A few things worth looking at honestly:

  • Invoicing is regularly slow. If jobs routinely take more than a week to bill because paperwork is stuck or re-entry is backing up, you’re carrying that cash gap yourself.
  • Scheduling errors keep happening. A double-booking or missed appointment once is bad luck. When it’s happening weekly, it’s the system telling you something.
  • Basic questions take real effort to answer. “How many jobs did we finish last month?” “What’s still outstanding on this account?” “When did we last service this site?” If someone has to dig through files to answer those, you’re running without the visibility a growing business needs.
  • One person is the single point of failure. If a key office person is off sick and scheduling stops working, operational knowledge is sitting in a person rather than a process. That’s a risk that grows with the business.
  • New engineers take too long to start contributing. If onboarding relies on experienced colleagues walking people through workarounds rather than a system that explains itself, growth is expensive in ways that don’t show up cleanly on any report.

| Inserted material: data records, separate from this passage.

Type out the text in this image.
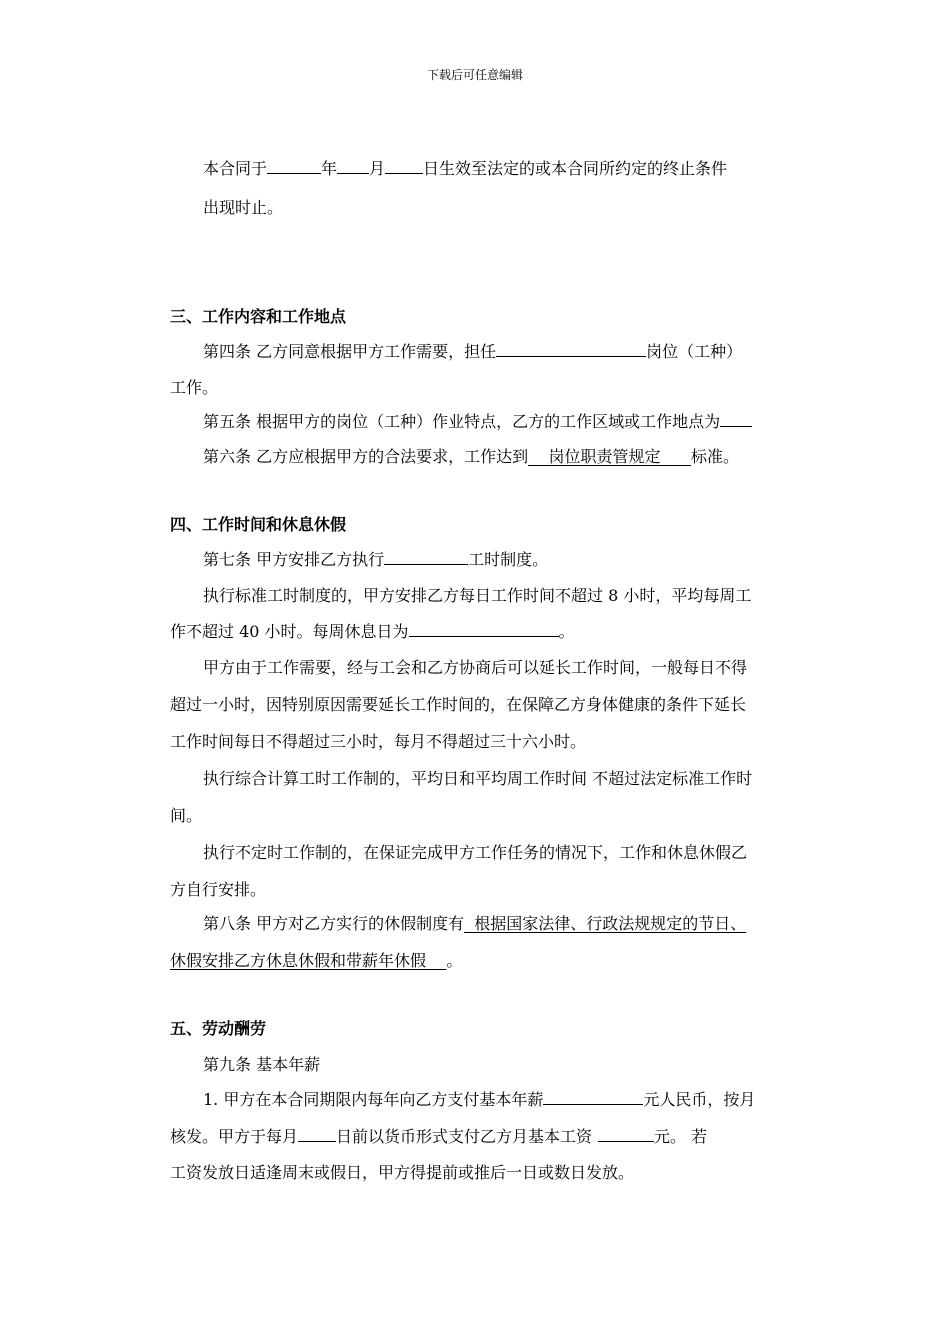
下载后可任意编辑
本合同于	年 月 日生效至法定的或本合同所约定的终止条件
出现时止。
三、工作内容和工作地点
第四条 乙方同意根据甲方工作需要，担任	岗位（工种）
工作。
第五条 根据甲方的岗位（工种）作业特点，乙方的工作区域或工作地点为
第六条 乙方应根据甲方的合法要求，工作达到    岗位职责管规定      标准。
四、工作时间和休息休假
第七条 甲方安排乙方执行	工时制度。
执行标准工时制度的，甲方安排乙方每日工作时间不超过 8 小时，平均每周工
作不超过 40 小时。每周休息日为	。
甲方由于工作需要，经与工会和乙方协商后可以延长工作时间，一般每日不得
超过一小时，因特别原因需要延长工作时间的，在保障乙方身体健康的条件下延长
工作时间每日不得超过三小时，每月不得超过三十六小时。
执行综合计算工时工作制的，平均日和平均周工作时间 不超过法定标准工作时
间。
执行不定时工作制的，在保证完成甲方工作任务的情况下，工作和休息休假乙
方自行安排。
第八条 甲方对乙方实行的休假制度有  根据国家法律、行政法规规定的节日、
休假安排乙方休息休假和带薪年休假    。
五、劳动酬劳
第九条 基本年薪
1. 甲方在本合同期限内每年向乙方支付基本年薪	元人民币，按月
核发。甲方于每月 日前以货币形式支付乙方月基本工资	元。 若
工资发放日适逢周末或假日，甲方得提前或推后一日或数日发放。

The practical question is whether your current setup costs more in workarounds, delays, and errors than a platform would cost in subscription fees. If the answer is yes, the business case is already made. The only question is whether you’ve done the maths yet.

If you want to see what running on Fieldmotion actually looks like, book a demo and bring the specific problems you’re dealing with. That’s a better starting point than a feature list.

man using laptop in office


FAQs

What does Fieldmotion replace in a typical field service business?
Most businesses arrive at Fieldmotion having run on a mix of tools: a spreadsheet for scheduling, paper job sheets in the van, manual invoicing, and WhatsApp for day-to-day communication. Fieldmotion pulls those functions into one system, with a mobile app for engineers and a browser-based view for the office.

How does Fieldmotion compare to Commusoft or Simpro?
Fieldmotion is faster to set up and easier to adapt to a specific business without configuration work. Commusoft and Simpro are both solid platforms for larger organisations with dedicated operations teams. For businesses moving off manual systems, those platforms often involve more time and overhead than the problem warrants.

Can Fieldmotion integrate with accounting software?
Yes. Fieldmotion connects with Xero and QuickBooks Online Plus, and exports to Sage 50. An open API handles anything outside that. Invoices raised from completed jobs go straight into your accounting system without re-entry.

What industries does Fieldmotion serve?
Fieldmotion is used in fire and security, HVAC, pest control, industrial doors, waste and recycling, facilities management, and other field service industries. The form builder and workflow configuration mean it adapts to what a business actually does rather than asking the business to work around a fixed template.